STORY: Bob O'Donnell, president of Technalysis Research, said the announcements - while incremental - met the demands of Apple's customers.
"I thought it was great. I mean, I think what we saw Apple doing is doing the real meat and potatoes upgrades that people are looking for, refinements to iOS, refinements to Mac OS, refinements to the iPad OS, things that people have been asking for, little things that, you know, grabbed a lot of attention like, oh, fixing a text message that was wrong, you know, in iOS and being able to take a message back, that's also a big deal," he said.
The M2 chip will also power the 13-inch MacBook Pro, which will start at $1,299 and be available next month. Prices are $100 lower for education customers as Apple targets the back-to-school market.
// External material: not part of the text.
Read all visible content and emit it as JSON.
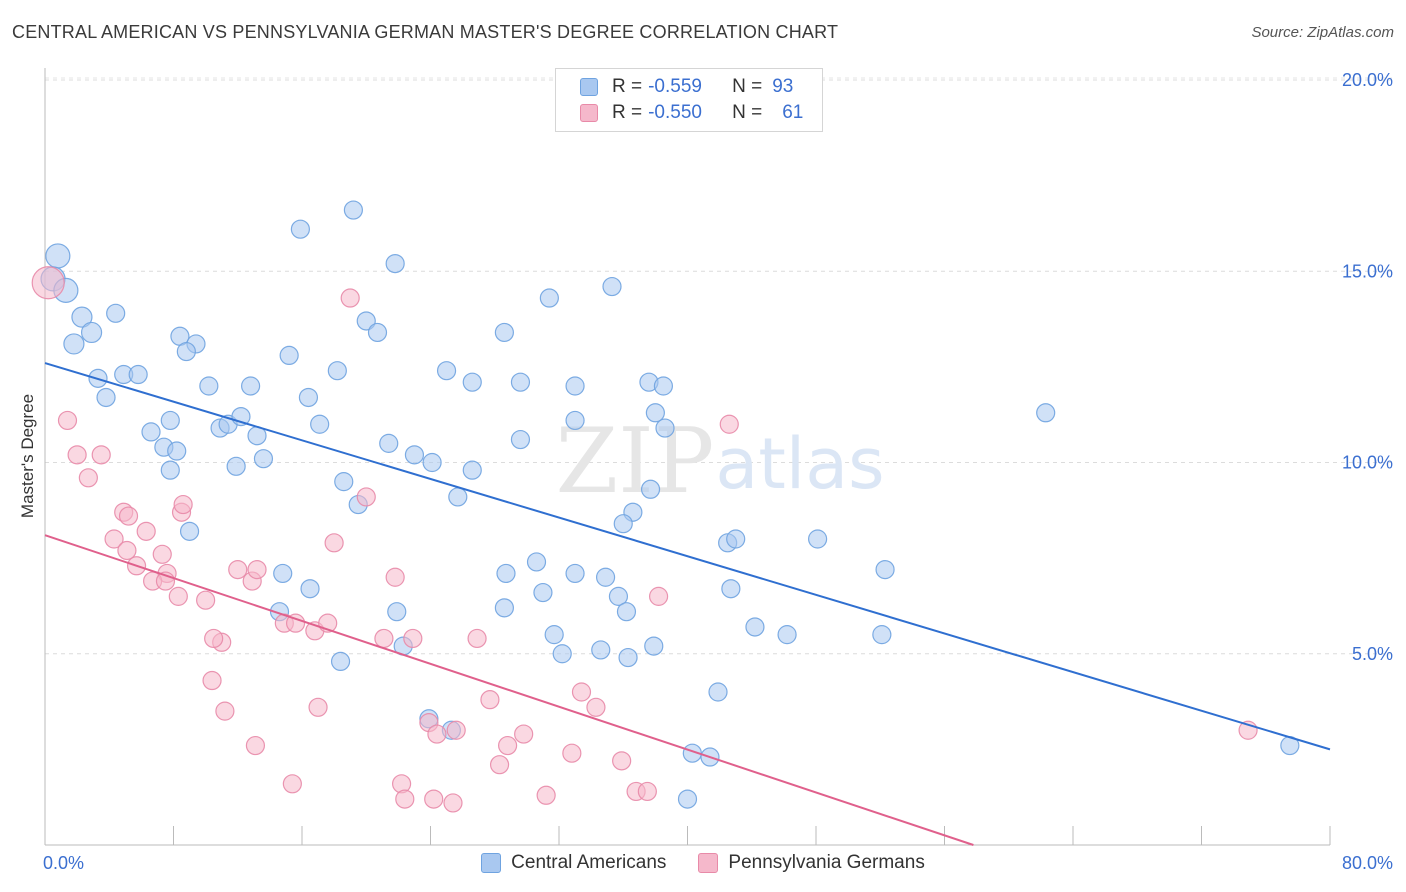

The company introduced some features - like the ability to move from video on your iPhone to your iMac or the ability of the camera system to adapt while you're in screen - that are already present in products by companies like Microsoft and Meta.
O'Donnell said this happens in this industry but what makes Apple different is that it seeks to make small advancements on those products.
"Look, it's a very competitive marketplace. And some of the things that Apple did, I think you could argue, were done by other people before Apple. But that's not the first time that's happened. And what Apple's good at doing is they'll take something that is clearly a good idea that people like and they'll refine it and they'll make it seem a little bit easier than the way the other folks do it. So some of the image recognition things, you know, being able to take that and then put it into the message, that was a cool little addition,” he said.